I was born and grew up in Cincinnati, OH. Woodworking was my father’s hobby and I was introduced to it through him and I feel lucky to have started learning woodworking as a teenager. Dad had a lathe and I fooled around on it from time to time but it wasn’t until I attended a two week woodturning class at Arrowmont School of Arts and Crafts in 1996 that I was “hooked” on the turning process.
I moved to Saluda, NC in 2000 and have been able to focus on my woodworking since opening my own studio there. In addition to making my work, I teach and demonstrate woodturning around the country for woodturning clubs and craft schools.
I make a wide variety of functional and decorative objects from locally sourced hardwoods. From salad bowls to totemic sculptures. Most of my work tends towards the simple in form which allows me a canvas to embellished the surfaces using various carving and texturing techniques, such as engraving, wire-brushing and branding. To help make these patterns and textures stand out on the work I use milk paint to create contrast between the wood tones and the paint.
My salad bowls are user friendly and food safe as I use a walnut oil and beeswax finish on them that I make myself. When making these I start with a whole log and cut out slabs with a chainsaw. These are cut into large disks on a bandsaw before mounting on the lathe to be rough turned to bowl shape. These “roughed out” bowls are dried in a kiln for a couple months until dry and then remounted on the lathe for final turning and sanding.

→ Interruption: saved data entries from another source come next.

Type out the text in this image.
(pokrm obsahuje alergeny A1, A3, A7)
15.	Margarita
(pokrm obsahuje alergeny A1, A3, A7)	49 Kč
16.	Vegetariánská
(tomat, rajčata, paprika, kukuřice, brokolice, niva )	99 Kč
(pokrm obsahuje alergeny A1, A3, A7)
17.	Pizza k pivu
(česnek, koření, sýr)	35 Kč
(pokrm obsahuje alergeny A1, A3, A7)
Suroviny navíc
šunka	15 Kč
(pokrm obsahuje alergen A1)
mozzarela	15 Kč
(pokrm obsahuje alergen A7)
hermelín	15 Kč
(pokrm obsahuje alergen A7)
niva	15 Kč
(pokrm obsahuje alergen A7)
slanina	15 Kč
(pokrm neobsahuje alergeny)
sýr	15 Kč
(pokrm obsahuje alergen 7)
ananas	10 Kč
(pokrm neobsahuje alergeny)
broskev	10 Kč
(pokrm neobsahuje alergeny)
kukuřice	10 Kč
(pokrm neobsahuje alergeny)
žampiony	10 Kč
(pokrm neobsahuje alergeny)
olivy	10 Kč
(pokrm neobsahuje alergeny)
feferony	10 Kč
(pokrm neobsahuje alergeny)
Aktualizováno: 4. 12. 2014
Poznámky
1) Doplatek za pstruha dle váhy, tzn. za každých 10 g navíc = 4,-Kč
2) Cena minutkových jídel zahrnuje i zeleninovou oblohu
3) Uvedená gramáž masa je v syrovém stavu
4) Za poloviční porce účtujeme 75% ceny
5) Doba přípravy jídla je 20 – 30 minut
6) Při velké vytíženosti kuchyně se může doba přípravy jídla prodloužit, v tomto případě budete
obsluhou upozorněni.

Inspiration for much of my decorative turned work comes from my interest in mid-century modern design, especially ceramics from that period. Lucie Rie is a favorite. My sculpture is inspired, in general, by my interest in Oceanic and African art. There is a looseness to the forms and carvings of the Oceanic and African art that I admire greatly. This contrasts with the ceramics of the mid-century modern era which are much tighter and is a way of working that I naturally tend toward. I find it more of a stretch for me to try to incorporate some of that looseness that I love in the Oceanic and African art in my work but is well worth the effort for me creatively.